Namun mental yang lebih suka melihat segala sesuatu apa adanya dan mental lebih suka disuapi membuat Scrum yang sangat menekankan kreatifitas sulit masuk ke benak pikiran orang Indonesia. Orang Indonesia lebih suka duduk di zona nyaman sedangkan berpikir out-of-the-box membuat mereka harus keluar dari kursi nyaman. Orang Indonesia lebih suka melihat buku pedoman manajemen proyek yang tebal hingga beratus-ratus halaman yang dapat memberi tahu mereka semua jalan keluar terhadap permasalahan yang mereka akan hadapi daripada berkolaborasi dan berpikir kreatif out-of-the-box.

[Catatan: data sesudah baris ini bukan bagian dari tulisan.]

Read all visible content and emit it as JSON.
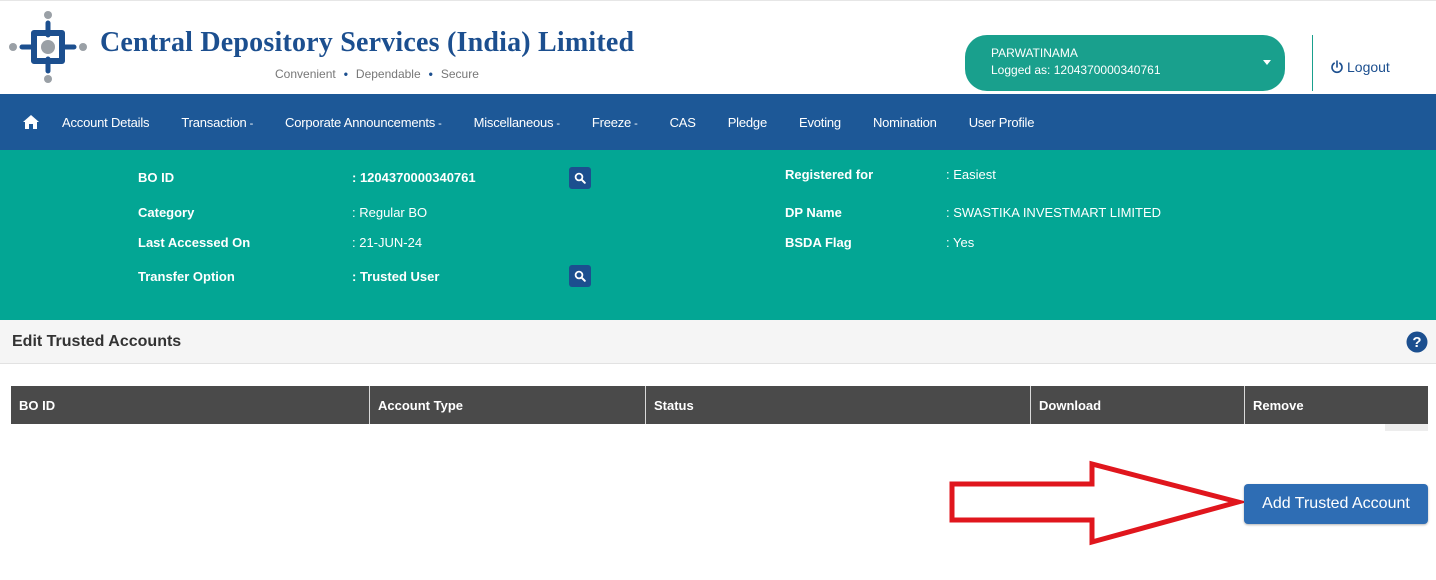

Orang Indonesia lebih suka yang kompleks karena kelihatan lebih ditel daripada yang sederhana karena kelihatan kacangan.

Lagi-lagi kita tidak dapat menyalahkan orang-orang ini, kesalahan dari metode pengajaran di bangku sekolah dan bangku kuliah yang bersifat satu arah dan menyuapi (top-down approach) daripada yang bersifat fostering collaboration and creativity (bottom-up approach) adalah faktor utama kenapa orang Indonesia lebih suka disuapi dan mengikuti apa yang dikatakan oleh guru atau dosen.

Orang Indonesia Lebih Menghargai Jabatan, Sesuatu yang Semu, Bukan Keahlian dan Excellence
Ketika Scrum lebih menghargai keahlian (skill) dan pemikiran-pemikiran yang memiliki terobosan daripada jabatan, banyak orang Indonesia yang merasa posisinya terancam dan tidak bisa melihat masa depannya di dalam organisasinya bila Scrum diterapkan . Padahal jenjang karir bisa dilihat secara professional selain fungsi dan hierarki dalam organisasi. Di banyak organisasi di Indonesia, banyak orang yang naik jabatan secara otomatis, modalnya cuma sabar dan betah saja.

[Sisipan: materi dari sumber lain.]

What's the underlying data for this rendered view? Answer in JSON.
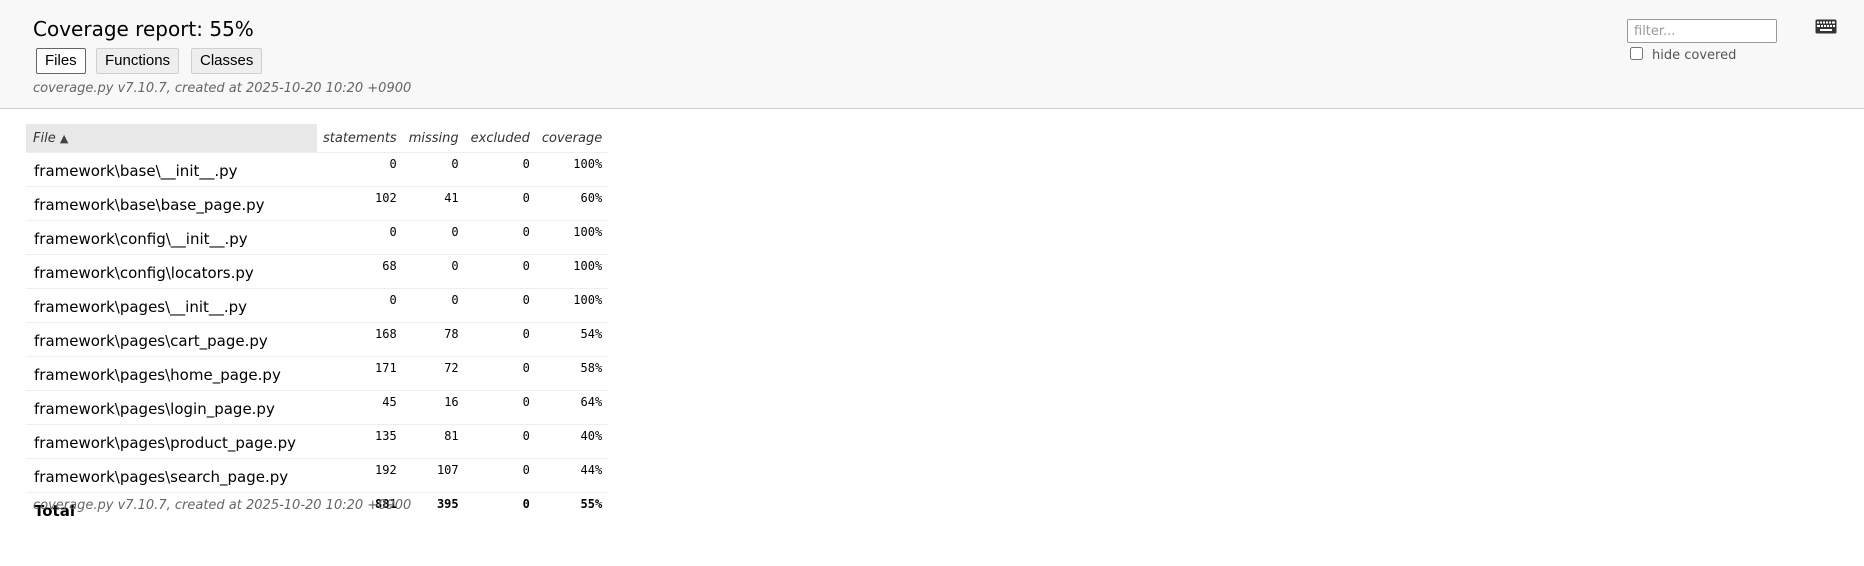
{
  "header": {
    "title": "Coverage report: 55%",
    "tabs": [
      {
        "label": "Files",
        "active": true
      },
      {
        "label": "Functions",
        "active": false
      },
      {
        "label": "Classes",
        "active": false
      }
    ],
    "created": "coverage.py v7.10.7, created at 2025-10-20 10:20 +0900",
    "filter_placeholder": "filter...",
    "hide_covered_label": "hide covered",
    "keyboard_icon": "keyboard-icon"
  },
  "table": {
    "columns": {
      "file": "File",
      "sort_indicator": "▲",
      "statements": "statements",
      "missing": "missing",
      "excluded": "excluded",
      "coverage": "coverage"
    },
    "rows": [
      {
        "file": "framework\\base\\__init__.py",
        "statements": "0",
        "missing": "0",
        "excluded": "0",
        "coverage": "100%"
      },
      {
        "file": "framework\\base\\base_page.py",
        "statements": "102",
        "missing": "41",
        "excluded": "0",
        "coverage": "60%"
      },
      {
        "file": "framework\\config\\__init__.py",
        "statements": "0",
        "missing": "0",
        "excluded": "0",
        "coverage": "100%"
      },
      {
        "file": "framework\\config\\locators.py",
        "statements": "68",
        "missing": "0",
        "excluded": "0",
        "coverage": "100%"
      },
      {
        "file": "framework\\pages\\__init__.py",
        "statements": "0",
        "missing": "0",
        "excluded": "0",
        "coverage": "100%"
      },
      {
        "file": "framework\\pages\\cart_page.py",
        "statements": "168",
        "missing": "78",
        "excluded": "0",
        "coverage": "54%"
      },
      {
        "file": "framework\\pages\\home_page.py",
        "statements": "171",
        "missing": "72",
        "excluded": "0",
        "coverage": "58%"
      },
      {
        "file": "framework\\pages\\login_page.py",
        "statements": "45",
        "missing": "16",
        "excluded": "0",
        "coverage": "64%"
      },
      {
        "file": "framework\\pages\\product_page.py",
        "statements": "135",
        "missing": "81",
        "excluded": "0",
        "coverage": "40%"
      },
      {
        "file": "framework\\pages\\search_page.py",
        "statements": "192",
        "missing": "107",
        "excluded": "0",
        "coverage": "44%"
      }
    ],
    "total": {
      "file": "Total",
      "statements": "881",
      "missing": "395",
      "excluded": "0",
      "coverage": "55%"
    }
  },
  "footer": {
    "created": "coverage.py v7.10.7, created at 2025-10-20 10:20 +0900"
  }
}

Orang Indonesia selalu menghargai otoritas tersentralisasi seperti Technical Leader, Analyst atau Manajer Proyek. Seorang programmer dengan pengalaman 15 tahun akan tetap dianggap seorang “buruh penulis kode” selama dia tidak memiliki jabatan yang berhubungan dengan manajemen dalam hirarki organisasi. Bahkan seorang business analyst yang tidak mengerti pemrograman sama sekali posisinya masih dianggap lebih tinggi dalam organisasi dibanding programmer tersebut. Demikian juga dengan seorang Tester yang seringkali dianggap tidak terlalu bernilai dibandingkan seorang programmer. Oleh karena pemikiran sempit itu banyak fresh-graduate Ilmu Komputer atau Teknik Informatika atau Sistem Informasi dari Indonesia mau langsung menjadi Analyst tanpa harus melalui proses menjadi programmer.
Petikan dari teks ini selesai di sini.